The woman yelled. “I want my backpack!”
Neither of us acknowledging the trespasser, Ares exfilled, and I got us back in the air.
She didn’t last the seconds it took to get us a mile out over open waters. “So that’s how you’re going to be? Silent and authoritarian?”
Noting her choice of words, along with every other damn thing about her, I piloted back to the Paragon and landed on the helo pad.
Resigned or stunned quiet by the sight of the ship, the woman didn’t comment as I shut down the engines. Then I got out, opened her door, and unbuckled her harness.

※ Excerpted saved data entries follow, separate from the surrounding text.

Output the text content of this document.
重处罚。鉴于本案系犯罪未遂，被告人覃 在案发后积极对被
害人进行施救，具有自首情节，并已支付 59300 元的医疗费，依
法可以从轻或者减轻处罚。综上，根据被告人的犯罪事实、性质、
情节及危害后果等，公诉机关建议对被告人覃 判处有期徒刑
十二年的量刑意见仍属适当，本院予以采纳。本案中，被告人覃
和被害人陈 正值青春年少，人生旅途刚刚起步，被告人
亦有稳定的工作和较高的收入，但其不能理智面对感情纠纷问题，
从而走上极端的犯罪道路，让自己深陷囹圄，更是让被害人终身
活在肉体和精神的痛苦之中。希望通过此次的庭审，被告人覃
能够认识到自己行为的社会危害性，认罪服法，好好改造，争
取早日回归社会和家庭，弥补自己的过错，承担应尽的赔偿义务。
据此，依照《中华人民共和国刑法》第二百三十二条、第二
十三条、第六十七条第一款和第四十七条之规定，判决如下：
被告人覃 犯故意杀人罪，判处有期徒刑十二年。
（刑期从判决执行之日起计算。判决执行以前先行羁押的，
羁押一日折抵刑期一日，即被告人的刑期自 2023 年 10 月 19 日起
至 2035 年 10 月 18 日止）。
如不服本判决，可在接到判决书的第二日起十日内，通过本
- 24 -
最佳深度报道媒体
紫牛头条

She still didn’t speak when I grabbed her waist again, this time to lift her out of the helo.
Eyes wide, too trusting, she put her hands on my shoulders. Then she looked across the decks, and I saw it.
Awe.
At over two hundred and thirteen feet, the Paragon was inconsequential to the ocean. But she made a sight when you stood on her decks.
“Wow.” Still gripping me, her attitude forgotten, I almost didn’t hear the little trespasser’s whispered reaction before the wind took it.
Almost.
Capturing her wrists and removing her hands from my shoulders, I dropped my hold on her right as a gust hit the decks and tossed her hair into her face.
She swayed on unsteady sea legs.
My hand landed on her hip, sunlight glinted on her gold barrette, and the little trespasser laughed.
Then she looked up at me.
A foot shorter, her eyes reflecting the color of the ocean, she smiled without reservation.
For a split second, I forgot she was a woman who hadn’t flinched at gunfire.